Plaintiff names five defendants in the amended complaint, including Warden Michael Martel. There are no charging allegations against Warden Martel in the amended complaint. Accordingly, the court will not order service of process on Warden Martel.

The complaint states a cognizable claim for relief against the remaining named defendants pursuant to 42 U.S.C. § 1983 and 28 U.S.C. § 1915A(b). If the allegations of the complaint are proven, plaintiff has a reasonable opportunity to prevail on the merits of this action.

Plaintiff named six defendants in his original complaint. By order filed October 9, 2009, the court ordered the United States Marshal to service process on three defendants, B. Kissel, Lonnie Jackson, and M. Kaplan. On the same day, the court ordered the California Attorney General to file and serve a response to the motion for preliminary injunction previously filed by plaintiff. To date, the United States Marshal has not returned signed waivers of service for any of the three defendants and the court is informed that the United States Marshal intends to complete personal service on these three defendants. On October 29, 2009, Williams & Associates, representing defendants in this action, filed a motion for extension of time to respond to plaintiff's motions for injunctive relief, and on December 10, 2009, the same firm filed an opposition to plaintiff's motions for injunctive relief. Good cause appearing, the court construes these documents as an appearance by defendants Kissel, Jackson, and M. Kaplan. Accordingly, the United States Marshal will be relieved of further obligation to service process on these three defendants and these three defendants will be directed to respond to the amended complaint within twenty days.

Plaintiff has added one defendant in the amended complaint, Dr. Peter Col. Dr. Col has filed a declaration in support of defendants' opposition to plaintiff's motions for injunctive relief. Good cause appearing, counsel for defendants will be directed to advise the court in writing within ten days whether counsel will waive service of process on behalf of Dr. Col. The court will make further orders concerning service of process or response by Dr. Col following receipt of counsel's response to this order.

In accordance with the above, IT IS HEREBY ORDERED that:

1. Plaintiff's December 9, 2009 motion to amend is granted.

2. The amended complaint states a cognizable claim for relief against the following defendants: Associate Warden Lonnie Jackson; Captain Mark Kaplan; Counselor B. Kissel; and Dr.

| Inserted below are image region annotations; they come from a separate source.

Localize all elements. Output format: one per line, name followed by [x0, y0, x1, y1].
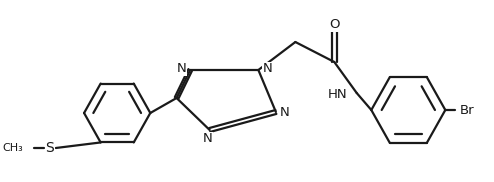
Text: N: N — [203, 132, 212, 145]
Text: N: N — [280, 106, 289, 120]
Text: O: O — [329, 19, 339, 31]
Text: N: N — [262, 62, 272, 76]
Text: S: S — [45, 141, 54, 155]
Text: N: N — [176, 62, 186, 76]
Text: Br: Br — [459, 104, 474, 116]
Text: CH₃: CH₃ — [2, 143, 23, 153]
Text: HN: HN — [328, 88, 347, 102]
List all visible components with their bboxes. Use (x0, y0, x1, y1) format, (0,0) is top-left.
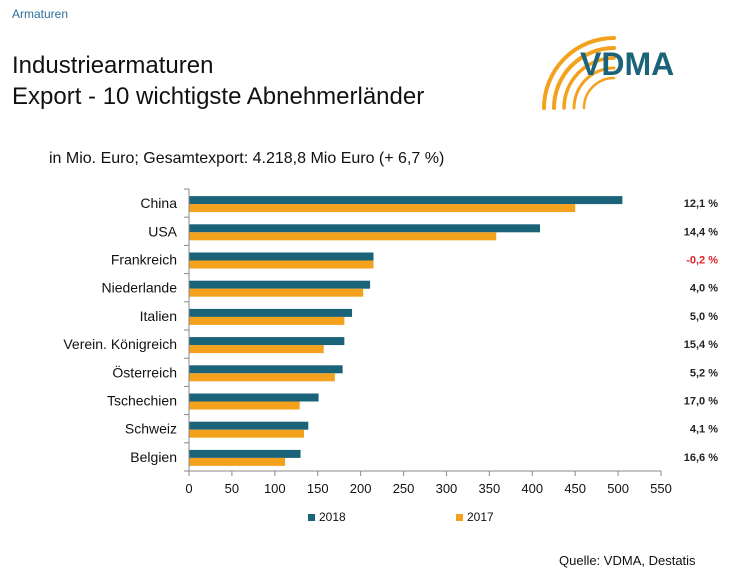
bar-2017-4 (189, 316, 345, 325)
change-label: 17,0 % (684, 396, 718, 408)
bars-group (189, 196, 623, 466)
category-label: Frankreich (111, 252, 177, 268)
bar-2017-0 (189, 204, 576, 213)
legend-label: 2017 (467, 510, 494, 524)
bar-2018-2 (189, 252, 374, 261)
x-tick-label: 50 (225, 481, 239, 496)
bar-2018-0 (189, 196, 623, 205)
bar-2018-1 (189, 224, 540, 233)
x-tick-label: 500 (607, 481, 629, 496)
category-label: Italien (140, 308, 177, 324)
logo-text: VDMA (580, 46, 674, 82)
change-label: 5,2 % (690, 367, 718, 379)
title-line-1: Industriearmaturen (12, 52, 214, 79)
legend-swatch-2018 (308, 514, 315, 521)
category-label: Belgien (130, 449, 177, 465)
x-tick-label: 400 (521, 481, 543, 496)
bar-2017-6 (189, 373, 335, 382)
x-tick-label: 250 (393, 481, 415, 496)
bar-2018-3 (189, 280, 371, 289)
change-label: 14,4 % (684, 226, 718, 238)
change-label: 16,6 % (684, 452, 718, 464)
category-labels: China USA Frankreich Niederlande Italien Vere… (63, 195, 177, 465)
x-tick-label: 350 (479, 481, 501, 496)
x-tick-label: 550 (650, 481, 672, 496)
bar-2017-5 (189, 345, 324, 354)
x-tick-label: 0 (185, 481, 192, 496)
x-tick-label: 100 (264, 481, 286, 496)
page-title: Industriearmaturen Export - 10 wichtigst… (12, 50, 424, 112)
change-label: 4,1 % (690, 424, 718, 436)
category-label: Niederlande (102, 280, 178, 296)
bar-2018-5 (189, 337, 345, 346)
bar-2018-8 (189, 421, 309, 430)
x-axis: 0 50 100 150 200 250 300 350 400 450 500 550 (184, 188, 672, 496)
bar-2017-8 (189, 429, 304, 438)
change-label: 15,4 % (684, 339, 718, 351)
change-label: -0,2 % (686, 255, 718, 267)
change-label: 5,0 % (690, 311, 718, 323)
bar-2017-2 (189, 260, 374, 269)
bar-2017-7 (189, 401, 300, 410)
bar-2017-1 (189, 232, 497, 241)
source-note: Quelle: VDMA, Destatis (559, 553, 696, 568)
x-tick-label: 150 (307, 481, 329, 496)
legend-swatch-2017 (456, 514, 463, 521)
bar-2018-9 (189, 449, 301, 458)
bar-2017-3 (189, 288, 364, 297)
category-label: Verein. Königreich (63, 336, 177, 352)
chart-subtitle: in Mio. Euro; Gesamtexport: 4.218,8 Mio … (49, 150, 445, 167)
bar-2018-7 (189, 393, 319, 402)
bar-2018-4 (189, 308, 353, 317)
category-label: Österreich (112, 363, 177, 380)
x-tick-label: 450 (564, 481, 586, 496)
change-label: 12,1 % (684, 198, 718, 210)
category-label: USA (148, 223, 177, 239)
change-labels: 12,1 % 14,4 % -0,2 % 4,0 % 5,0 % 15,4 % 5,2 % 1… (684, 198, 718, 464)
title-line-2: Export - 10 wichtigste Abnehmerländer (12, 83, 425, 110)
bar-2018-6 (189, 365, 343, 374)
x-tick-label: 200 (350, 481, 372, 496)
vdma-logo: VDMA (542, 36, 674, 110)
category-label: Tschechien (107, 393, 177, 409)
bar-2017-9 (189, 457, 286, 466)
category-label: China (140, 195, 177, 211)
legend: 2018 2017 (308, 510, 494, 524)
category-label: Schweiz (125, 421, 177, 437)
x-tick-label: 300 (436, 481, 458, 496)
section-label: Armaturen (12, 7, 69, 21)
change-label: 4,0 % (690, 283, 718, 295)
logo-arcs-icon (542, 36, 616, 110)
legend-label: 2018 (319, 510, 346, 524)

Peter R. Col.

3. Within twenty days from the date of this order, defendants Jackson, Kaplan, and Kissel shall file and serve a response to the amended complaint.

4. Within ten days from the date of this order, counsel for defendants shall advise the court in writing within ten days whether counsel will waive service of process on behalf of Dr. Col.

5. The United States Marshal is relieved of any further obligation to service process on defendants Jackson, Kaplan, or Kissel.